Security issues have been a concern with the cloud, but technology is helping make enhanced security a reality. Mullin notes there are always security issues when dealing with computers, and the cloud exposes users to more. “But [there are] all the firewalls available to protect users. All providers are wrapping multiple levels of security around all the applications to provide greater control. And private virtual networks allow you to encrypt data back and forth.”
A user’s perspective
Once Manhattan Skyline chose cloud computing, company officials found it offered substantial benefits beyond the opportunity to avoid hardware and licensing expenditures.
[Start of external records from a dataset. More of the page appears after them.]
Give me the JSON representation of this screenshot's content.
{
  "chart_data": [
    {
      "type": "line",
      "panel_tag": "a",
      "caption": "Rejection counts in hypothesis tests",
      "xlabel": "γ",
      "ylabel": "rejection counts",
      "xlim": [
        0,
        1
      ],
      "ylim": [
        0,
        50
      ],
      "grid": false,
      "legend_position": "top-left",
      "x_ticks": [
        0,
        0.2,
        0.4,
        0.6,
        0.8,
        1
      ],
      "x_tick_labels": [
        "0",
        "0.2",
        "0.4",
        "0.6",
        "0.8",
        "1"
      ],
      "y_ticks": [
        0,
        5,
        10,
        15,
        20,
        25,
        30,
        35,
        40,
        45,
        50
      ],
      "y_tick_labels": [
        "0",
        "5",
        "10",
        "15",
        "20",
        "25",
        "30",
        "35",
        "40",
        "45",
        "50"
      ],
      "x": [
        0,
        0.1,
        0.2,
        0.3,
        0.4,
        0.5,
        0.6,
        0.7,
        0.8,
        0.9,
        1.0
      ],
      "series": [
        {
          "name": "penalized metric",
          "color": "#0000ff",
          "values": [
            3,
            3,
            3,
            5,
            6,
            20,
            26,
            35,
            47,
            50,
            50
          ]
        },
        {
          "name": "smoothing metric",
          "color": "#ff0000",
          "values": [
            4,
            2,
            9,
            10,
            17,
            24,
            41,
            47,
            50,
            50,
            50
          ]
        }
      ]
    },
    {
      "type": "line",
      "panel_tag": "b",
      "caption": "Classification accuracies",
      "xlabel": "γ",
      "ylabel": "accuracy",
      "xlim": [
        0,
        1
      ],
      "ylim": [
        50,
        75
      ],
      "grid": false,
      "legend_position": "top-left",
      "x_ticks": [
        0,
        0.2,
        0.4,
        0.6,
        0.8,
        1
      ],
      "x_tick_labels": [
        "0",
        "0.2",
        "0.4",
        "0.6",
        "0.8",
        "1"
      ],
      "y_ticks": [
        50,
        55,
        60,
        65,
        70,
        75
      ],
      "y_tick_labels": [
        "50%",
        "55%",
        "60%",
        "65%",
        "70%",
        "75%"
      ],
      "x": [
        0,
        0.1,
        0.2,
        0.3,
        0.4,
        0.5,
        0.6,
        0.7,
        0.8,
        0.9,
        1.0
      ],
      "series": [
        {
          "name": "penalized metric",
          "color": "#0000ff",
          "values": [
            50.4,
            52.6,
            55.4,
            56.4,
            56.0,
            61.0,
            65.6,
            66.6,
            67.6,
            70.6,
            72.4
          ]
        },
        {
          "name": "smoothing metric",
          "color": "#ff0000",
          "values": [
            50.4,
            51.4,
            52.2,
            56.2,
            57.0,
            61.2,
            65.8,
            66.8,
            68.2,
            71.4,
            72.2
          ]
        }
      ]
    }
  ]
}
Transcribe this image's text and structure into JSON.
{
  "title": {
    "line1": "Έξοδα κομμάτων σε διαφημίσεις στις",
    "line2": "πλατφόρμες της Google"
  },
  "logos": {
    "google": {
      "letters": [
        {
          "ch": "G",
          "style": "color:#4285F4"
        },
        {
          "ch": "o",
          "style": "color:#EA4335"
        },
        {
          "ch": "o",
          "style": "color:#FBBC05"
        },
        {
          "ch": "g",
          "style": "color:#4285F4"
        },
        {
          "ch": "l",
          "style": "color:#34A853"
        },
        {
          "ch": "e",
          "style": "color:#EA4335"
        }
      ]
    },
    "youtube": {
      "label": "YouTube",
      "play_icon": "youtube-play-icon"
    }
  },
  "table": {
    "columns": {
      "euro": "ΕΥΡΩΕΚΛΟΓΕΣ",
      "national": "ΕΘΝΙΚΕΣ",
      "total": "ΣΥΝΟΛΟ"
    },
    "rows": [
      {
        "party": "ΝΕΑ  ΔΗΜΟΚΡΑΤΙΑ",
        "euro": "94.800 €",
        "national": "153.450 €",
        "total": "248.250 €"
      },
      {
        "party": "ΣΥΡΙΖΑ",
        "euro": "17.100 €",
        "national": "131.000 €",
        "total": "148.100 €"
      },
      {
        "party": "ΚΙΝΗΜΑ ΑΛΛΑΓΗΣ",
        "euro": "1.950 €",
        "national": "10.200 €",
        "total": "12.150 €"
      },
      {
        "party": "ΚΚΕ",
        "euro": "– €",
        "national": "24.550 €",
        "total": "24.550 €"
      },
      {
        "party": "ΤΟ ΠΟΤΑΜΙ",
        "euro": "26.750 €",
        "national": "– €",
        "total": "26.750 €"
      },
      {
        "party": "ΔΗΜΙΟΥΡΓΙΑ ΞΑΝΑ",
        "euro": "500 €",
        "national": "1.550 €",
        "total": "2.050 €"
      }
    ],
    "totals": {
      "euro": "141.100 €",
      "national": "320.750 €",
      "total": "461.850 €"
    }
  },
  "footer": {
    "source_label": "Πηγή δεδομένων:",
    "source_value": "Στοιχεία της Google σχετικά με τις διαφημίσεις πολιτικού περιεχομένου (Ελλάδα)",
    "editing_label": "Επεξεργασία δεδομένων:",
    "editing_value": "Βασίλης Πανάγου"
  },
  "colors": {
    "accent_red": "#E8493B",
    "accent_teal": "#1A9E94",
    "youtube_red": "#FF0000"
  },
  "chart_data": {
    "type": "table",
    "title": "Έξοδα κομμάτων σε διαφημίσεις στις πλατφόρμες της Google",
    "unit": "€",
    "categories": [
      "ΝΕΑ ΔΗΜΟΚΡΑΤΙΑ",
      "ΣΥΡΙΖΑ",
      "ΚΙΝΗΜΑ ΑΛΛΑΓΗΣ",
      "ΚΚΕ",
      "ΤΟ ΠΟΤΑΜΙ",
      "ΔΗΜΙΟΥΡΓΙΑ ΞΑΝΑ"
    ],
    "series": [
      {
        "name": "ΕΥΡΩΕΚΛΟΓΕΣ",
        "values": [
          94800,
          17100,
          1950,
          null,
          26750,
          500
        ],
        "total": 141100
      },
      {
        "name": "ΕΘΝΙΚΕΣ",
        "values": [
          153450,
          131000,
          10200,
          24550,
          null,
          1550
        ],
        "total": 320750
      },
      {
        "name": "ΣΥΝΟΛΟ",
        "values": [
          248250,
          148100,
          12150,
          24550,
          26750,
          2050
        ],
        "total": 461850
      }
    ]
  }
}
Not having to deal with “cooling, the electricity and the consumption of physical real estate by the hardware” was a big upside, Rosen says.
“We would also have instant redundancy, and hopefully more reliability,” he adds. “Our legal team did some due diligence as to how security was working, and we deemed it to be equal to or better than an on-premise solution. “Nothing is fully secure, and we understand that.”
The real clincher that Manhattan Skyline had made the right decision regarding cloud computing came after Hurricane Sandy’s devastating impact. “Realizing we were still up and running as a business, even though our physical space was not really functional, was the proof of the pudding,” Rosen says. “That has probably spurred more investigation on our part into additional use of the cloud, such as taking our phone service to the cloud. That additional interest is based on how well the cloud fared during and after that hurricane.”
What developments will be seen in the multi-family industry’s use of the cloud over the coming years? Mullin believes one significant trend will be a trickle-down from larger to smaller companies. In the industry, “you go from large owner-operators to very small companies, and you’ll see more of the smaller operators coming online,” he says.
“And how you‘re exposed to the cloud will become more seamless. The user interfaces will become much easier to use.”